Andreas Wenzke said:
Care to elaborate a little on this?
I separate the code into sub-units.
To parse an XML file, the obvious sub-units would be: a
characters source (a source for the Unicode code points),
then, a scanner (lexical analyzer) then, a parser (syntactical
analyzer). But you also need to know whether you want to
create a DOM (document object model) parser or calls to
client functions (like a SAX parser) or something else.
Anyway, between those units, there are interfaces.
Interfaces are also known as APIs and similar to abstract
datatypes, they are sets of documented calls. So I start by
writing them.
Only then, I will start to write implementations of these
calls.
Some German language notes about software design by me:
http://www.purl.org/stefan_ram/pub/aufbau_grosser_programme
The file-reading part is only a very small part of the whole project.
Implementing UTF-8 parsing isn't likely to have any benefits for my
program (strings will be stored "as is" anyway) and probably isn't going
to earn me many bonus points. However, it would probably make things
more complicated as I'd have to distinguish between ANSI and Unicode chars.
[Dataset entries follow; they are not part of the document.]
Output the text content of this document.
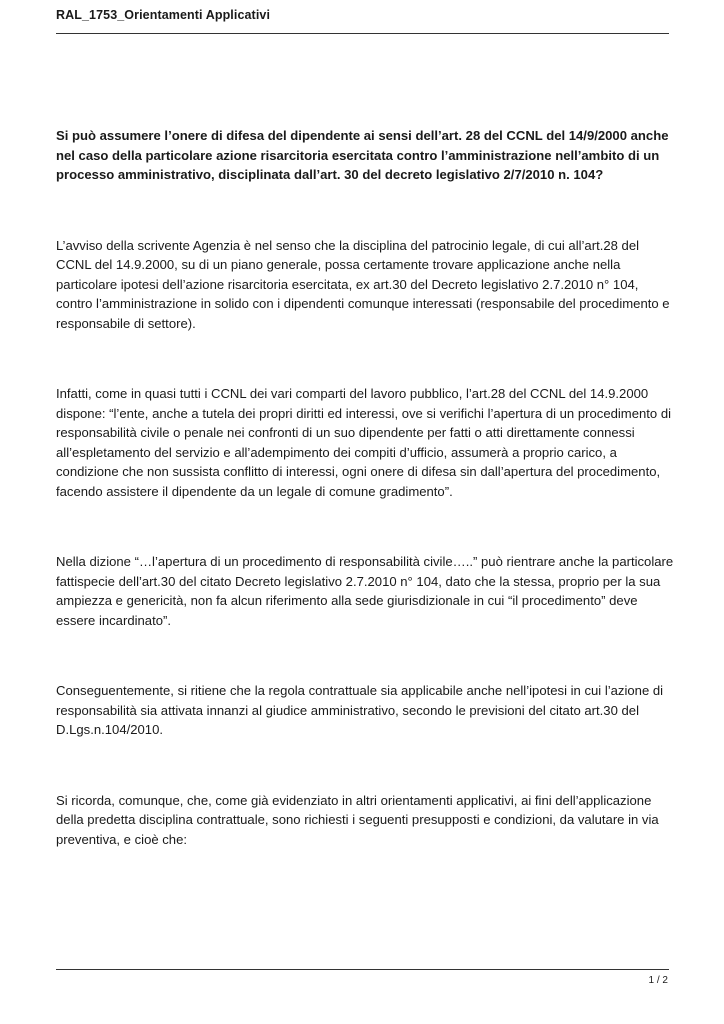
RAL_1753_Orientamenti Applicativi

Si può assumere l’onere di difesa del dipendente ai sensi dell’art. 28 del CCNL del 14/9/2000 anche nel caso della particolare azione risarcitoria esercitata contro l’amministrazione nell’ambito di un processo amministrativo, disciplinata dall’art. 30 del decreto legislativo 2/7/2010 n. 104?

L’avviso della scrivente Agenzia è nel senso che la disciplina del patrocinio legale, di cui all’art.28 del CCNL del 14.9.2000, su di un piano generale, possa certamente trovare applicazione anche nella particolare ipotesi dell’azione risarcitoria esercitata, ex art.30 del Decreto legislativo 2.7.2010 n° 104, contro l’amministrazione in solido con i dipendenti comunque interessati (responsabile del procedimento e responsabile di settore).

Infatti, come in quasi tutti i CCNL dei vari comparti del lavoro pubblico, l’art.28 del CCNL del 14.9.2000 dispone: “l’ente, anche a tutela dei propri diritti ed interessi, ove si verifichi l’apertura di un procedimento di responsabilità civile o penale nei confronti di un suo dipendente per fatti o atti direttamente connessi all’espletamento del servizio e all’adempimento dei compiti d’ufficio, assumerà a proprio carico, a condizione che non sussista conflitto di interessi, ogni onere di difesa sin dall’apertura del procedimento, facendo assistere il dipendente da un legale di comune gradimento”.

Nella dizione “…l’apertura di un procedimento di responsabilità civile…..” può rientrare anche la particolare fattispecie dell’art.30 del citato Decreto legislativo 2.7.2010 n° 104, dato che la stessa, proprio per la sua ampiezza e genericità, non fa alcun riferimento alla sede giurisdizionale in cui “il procedimento” deve essere incardinato”.

Conseguentemente, si ritiene che la regola contrattuale sia applicabile anche nell’ipotesi in cui l’azione di responsabilità sia attivata innanzi al giudice amministrativo, secondo le previsioni del citato art.30 del D.Lgs.n.104/2010.

Si ricorda, comunque, che, come già evidenziato in altri orientamenti applicativi, ai fini dell’applicazione della predetta disciplina contrattuale, sono richiesti i seguenti presupposti e condizioni, da valutare in via preventiva, e cioè che:

1 / 2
The XML specification says:
»All XML processors MUST accept the UTF-8 and UTF-16
encodings of Unicode [Unicode]« (uppercase emphasis
was done by the W3C, not by me [Stefan Ram])
http://www.w3.org/TR/REC-xml/
(ISO-8859-1 processing, on the other hand is not required.)
Reading the XML specification and then writing a correct
implementation is a huge project. Now, you tell me this is
only a very small part of the whole project. You are to use C++,
but then are not allowed to use C++, you are to read XML,
but then are not required to read XML as it's specified.
Such an attitude of doing a huge project in such a messy way
(calling »C++« what is not C++, calling »XML« what is not XML)
seems to be highly inappropriate for a scientific university.
It even would be inappropriate for any other teaching situation,
like, say, a »university of applied science« (»Fachhochschule«).
Let me end this post by a quote from Rob Walling:
»I've known smart developers who don't pay attention to detail.
The result is misspelled database columns, uncommented code,
projects that aren't checked into source control,
software that's not unit tested, unimplemented features,
and so on. All of these can be easily dealt with if
you're building a Google mash-up or a five page website.
But in corporate development each of these screw-ups is
a death knell.
So I'll say it very loud, but I promise I'll only say it once:
I have /never, ever, ever/ seen a great software
developer who does not have amazing attention to detail.«